I have known I was different for a long time. Growing up, I was always the only boy who played with the girls. I was the only boy who did not want to play football. I was the only boy with a really high voice. Coming to the University of Illinois, I so looked forward to having a safe space where I could truly be me. After coming out during my sophomore year, I was ready to not only learn about who I am, but explore the resources that UIUC has for queer people.
LGBT Resource Center
The mission of the LGBTRC is to provide a safe, open, and inclusive environment for all members of the queer community. The LGTBRC features both the Queer Support Group and the Transgender Support Group. These support groups offer safe spaces where individuals can go to share their experiences, listen to others, and discuss their views. The Transgender Support Group specializes in discussing topics and experiences related to gender identity, whereas the Queer Support Group focuses on topic related to sexuality. The LGBTRC also offers a confidential forum where students can provide their opinions on how the university can be more inclusive!
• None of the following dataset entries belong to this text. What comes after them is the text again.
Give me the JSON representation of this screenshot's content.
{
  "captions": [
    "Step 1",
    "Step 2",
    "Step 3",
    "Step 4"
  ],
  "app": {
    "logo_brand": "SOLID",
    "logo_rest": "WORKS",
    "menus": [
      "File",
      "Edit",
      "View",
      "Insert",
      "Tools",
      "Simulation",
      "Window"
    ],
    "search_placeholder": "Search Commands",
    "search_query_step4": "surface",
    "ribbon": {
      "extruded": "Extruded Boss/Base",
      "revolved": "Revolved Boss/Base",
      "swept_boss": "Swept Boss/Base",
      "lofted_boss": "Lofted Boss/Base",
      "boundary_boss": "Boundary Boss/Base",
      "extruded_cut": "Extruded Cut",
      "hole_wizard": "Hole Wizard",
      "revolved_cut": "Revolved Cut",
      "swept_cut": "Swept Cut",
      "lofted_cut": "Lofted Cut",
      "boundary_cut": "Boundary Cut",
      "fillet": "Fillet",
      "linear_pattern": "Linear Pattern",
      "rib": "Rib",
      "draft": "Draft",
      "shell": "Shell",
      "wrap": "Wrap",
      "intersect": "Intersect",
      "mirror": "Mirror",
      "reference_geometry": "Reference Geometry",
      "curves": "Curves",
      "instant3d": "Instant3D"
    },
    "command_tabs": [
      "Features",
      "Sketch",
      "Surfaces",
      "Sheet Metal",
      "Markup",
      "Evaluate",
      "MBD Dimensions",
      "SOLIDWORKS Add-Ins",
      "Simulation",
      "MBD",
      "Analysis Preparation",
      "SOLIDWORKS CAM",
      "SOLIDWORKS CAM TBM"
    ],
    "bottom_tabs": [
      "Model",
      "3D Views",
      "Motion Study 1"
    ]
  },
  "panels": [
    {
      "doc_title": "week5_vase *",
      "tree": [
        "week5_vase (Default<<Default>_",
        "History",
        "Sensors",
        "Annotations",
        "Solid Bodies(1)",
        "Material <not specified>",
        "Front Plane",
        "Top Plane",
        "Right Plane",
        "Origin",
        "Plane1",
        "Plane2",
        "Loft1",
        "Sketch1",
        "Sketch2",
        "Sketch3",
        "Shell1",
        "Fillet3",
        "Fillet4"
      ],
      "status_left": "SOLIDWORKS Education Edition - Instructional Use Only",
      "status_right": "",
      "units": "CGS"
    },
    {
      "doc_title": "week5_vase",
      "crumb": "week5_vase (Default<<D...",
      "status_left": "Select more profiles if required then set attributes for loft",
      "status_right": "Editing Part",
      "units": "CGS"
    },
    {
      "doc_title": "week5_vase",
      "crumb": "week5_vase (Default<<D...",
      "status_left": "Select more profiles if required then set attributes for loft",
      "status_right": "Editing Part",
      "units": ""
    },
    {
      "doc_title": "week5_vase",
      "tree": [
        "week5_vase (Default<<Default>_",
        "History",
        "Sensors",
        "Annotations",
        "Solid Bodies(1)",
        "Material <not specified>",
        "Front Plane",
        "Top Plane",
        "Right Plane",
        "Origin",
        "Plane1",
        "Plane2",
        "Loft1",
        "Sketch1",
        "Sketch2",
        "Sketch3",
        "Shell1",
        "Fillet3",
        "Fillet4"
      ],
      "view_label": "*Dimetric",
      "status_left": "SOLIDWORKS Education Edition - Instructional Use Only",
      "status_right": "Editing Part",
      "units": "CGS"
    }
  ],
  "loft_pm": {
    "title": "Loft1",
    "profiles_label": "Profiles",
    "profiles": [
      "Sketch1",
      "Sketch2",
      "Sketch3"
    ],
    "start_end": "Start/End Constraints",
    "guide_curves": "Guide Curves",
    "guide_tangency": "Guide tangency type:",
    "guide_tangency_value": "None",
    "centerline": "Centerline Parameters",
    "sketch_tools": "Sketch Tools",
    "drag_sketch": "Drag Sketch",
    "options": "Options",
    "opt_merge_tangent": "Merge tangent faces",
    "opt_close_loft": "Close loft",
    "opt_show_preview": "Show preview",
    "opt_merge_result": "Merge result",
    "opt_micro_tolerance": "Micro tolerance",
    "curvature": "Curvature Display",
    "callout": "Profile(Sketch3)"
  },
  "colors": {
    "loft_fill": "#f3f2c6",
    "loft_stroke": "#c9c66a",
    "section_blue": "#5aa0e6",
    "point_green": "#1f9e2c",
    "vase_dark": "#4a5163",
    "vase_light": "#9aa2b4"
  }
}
The LGBT Resource Center also has a plethora of student affiliated groups where students can go to meet with other students who identify similarly to them. The Out in Chem, oSTEM, and Techfront groups are all safe spaces where queer Illini can go that have interests in chemistry, technology, and all science, engineering, and math fields. Out in Chem and Techfront are very social groups where you can chat and learn about the promotion of gay people in science. oSTEM offers many networking opportunities and the chance to meet with professionals in the STEM field.
Fuse and Trans of Color are both organizations that specialize in catering to queer Illini of color wanting to discuss intersectionality. There are also organizations that are great spaces for women, asexual Illini, and for international students on the queer spectrum!
Going to a school that has so many groups and resources for me and my queer peers is very reassuring. I know many of my queer peers who have found these organizations to be so important to them that it saved their life. Thank you, Illinois, for not making me feel different.